Per una volta dobbiamo essere soddisfatti del lavoro svolto dai nostri parlamentari. L’approvazione della legge sul lavoro agile o smart working all’interno della più ampia norma sulle professioni – Jobs Act degli autonomi – è certamente un passo in avanti per le aziende e i lavoratori, e più in generale per la competitività e il benessere.

Tuttavia, la sfida più complessa relativa alle trasformazioni che stanno radicalmente travolgendo il mercato del lavoro e più in generale la nostra società, resta senza risposte. Per il vero non vi è nemmeno una discussione politica, e questo è un fatto molto grave.

L’evoluzione tecnologica, la comparsa di nuovi settori produttivi e di nuove professioni, oltre che i cambiamenti nei costumi, hanno favorito l’implementazione di nuove dinamiche, di modelli e di relazioni organizzativi. Ciò permette alle imprese di realizzare maggiore efficacia ed efficienza (un risparmio economico, per dirla tutta), e migliore benessere aziendale, che è poi uno dei principi guida delle organizzazioni contemporanee. Così, anche i lavoratori dovrebbero guadagnarci in termini di flessibilità e benessere personale, senza subire delle discriminazioni, soprattutto di natura economica.

In questo contesto lo smart working si configura come una «modalità di esecuzione del rapporto di lavoro subordinato», in altre parole un accordo tra le parti che si caratterizza per l’uso della tecnologia e che può svolgersi in parte, anche all’esterno dell’azienda. La pratica si sta diffondendo rapidamente soprattutto tra le grandi imprese, come ci raccontano le diverse ricerche in materia, coinvolgendo già quasi trecentomila lavoratori. Il Parlamento ha centrato il problema fornendo una buona risposta. Come stiamo sperimentando, tuttavia, le dinamiche del mondo del lavoro sono molto più complesse. Un numero sempre maggiore di lavoratori saranno autonomi (il 40% negli Usa entro il 2020). Nel corso della vita cambieranno tra le 5 e le 7 mansioni, almeno. Le macchine le renderanno obsolete. Noi tutti saremo così costretti ad accontentarci di mansioni meno qualificate e retribuite (con il rischio di abbassare la produttività) o dovremo tornare a riqualificarci.

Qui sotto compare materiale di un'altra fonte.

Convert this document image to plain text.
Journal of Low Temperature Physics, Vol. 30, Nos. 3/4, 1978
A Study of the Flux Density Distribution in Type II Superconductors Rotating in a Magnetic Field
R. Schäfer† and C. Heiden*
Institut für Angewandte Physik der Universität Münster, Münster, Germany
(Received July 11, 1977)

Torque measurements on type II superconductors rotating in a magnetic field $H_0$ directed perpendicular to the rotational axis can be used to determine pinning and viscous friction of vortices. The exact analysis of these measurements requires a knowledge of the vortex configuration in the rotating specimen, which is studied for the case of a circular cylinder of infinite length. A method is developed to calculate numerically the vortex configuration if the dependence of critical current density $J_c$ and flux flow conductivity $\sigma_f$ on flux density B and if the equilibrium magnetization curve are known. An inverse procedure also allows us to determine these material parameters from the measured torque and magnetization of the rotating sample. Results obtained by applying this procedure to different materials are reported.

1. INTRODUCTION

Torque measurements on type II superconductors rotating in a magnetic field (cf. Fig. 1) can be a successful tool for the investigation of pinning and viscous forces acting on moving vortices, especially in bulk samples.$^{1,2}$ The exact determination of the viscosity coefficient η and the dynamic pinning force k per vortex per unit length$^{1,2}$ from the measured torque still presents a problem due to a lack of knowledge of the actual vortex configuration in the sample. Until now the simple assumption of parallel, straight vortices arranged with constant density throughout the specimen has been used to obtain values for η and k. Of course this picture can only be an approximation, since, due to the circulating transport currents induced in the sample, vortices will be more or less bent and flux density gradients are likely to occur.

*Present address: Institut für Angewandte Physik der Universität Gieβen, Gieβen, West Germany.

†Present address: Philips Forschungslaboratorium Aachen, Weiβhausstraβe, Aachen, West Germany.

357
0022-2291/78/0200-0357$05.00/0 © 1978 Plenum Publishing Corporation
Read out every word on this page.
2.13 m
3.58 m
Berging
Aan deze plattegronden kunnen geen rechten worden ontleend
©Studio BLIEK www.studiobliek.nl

Il lavoratore del futuro quindi continuerà a entrare e uscire dal mercato del lavoro.
Chi ci sosterrà nella fase di riqualificazione? Chi farà in modo che non dovremo, come in parte si sta registrando oggi, accettare mansioni che richiedono meno competenze, e che quindi comportano una produttività e salari più bassi, con tutte le conseguenze che può comportare? Le risposte che l’impianto normativo più ampio del Jobs Act degli autonomi ci consegna non sono sufficienti. Il Parlamento ha provato coraggiosamente, bisogna riconoscerlo, a garantire maggiori tutele ai lavoratori autonomi in fatto di formazione, salute, sicurezza, riconoscendo un progressivo aumento del lavoro autonomo. Ma ha mancato di cogliere il problema nella sua totalità, e cioè discutendo dell’impatto della formazione, della tecnologia e della globalizzazione non solo sul lavoro da svolgere ma segnatamente su quello da scoprire, e poi dell’impatto dell’automazione, e delle forme di welfare, incluso il reddito di cittadinanza per i più deboli.

Non è una sfida semplice, che forse questa classe dirigente non è pronta ad affrontare, così come del resto, faticano in Europa e anche negli Stati Uniti. Almeno lì un dibattito c’è. Dovremmo avviarlo, seriamente, e seguendo il metodo sperimentale, anche qui da noi. Non servono rivoluzioni, sono sufficienti piccoli passi, ma costanti.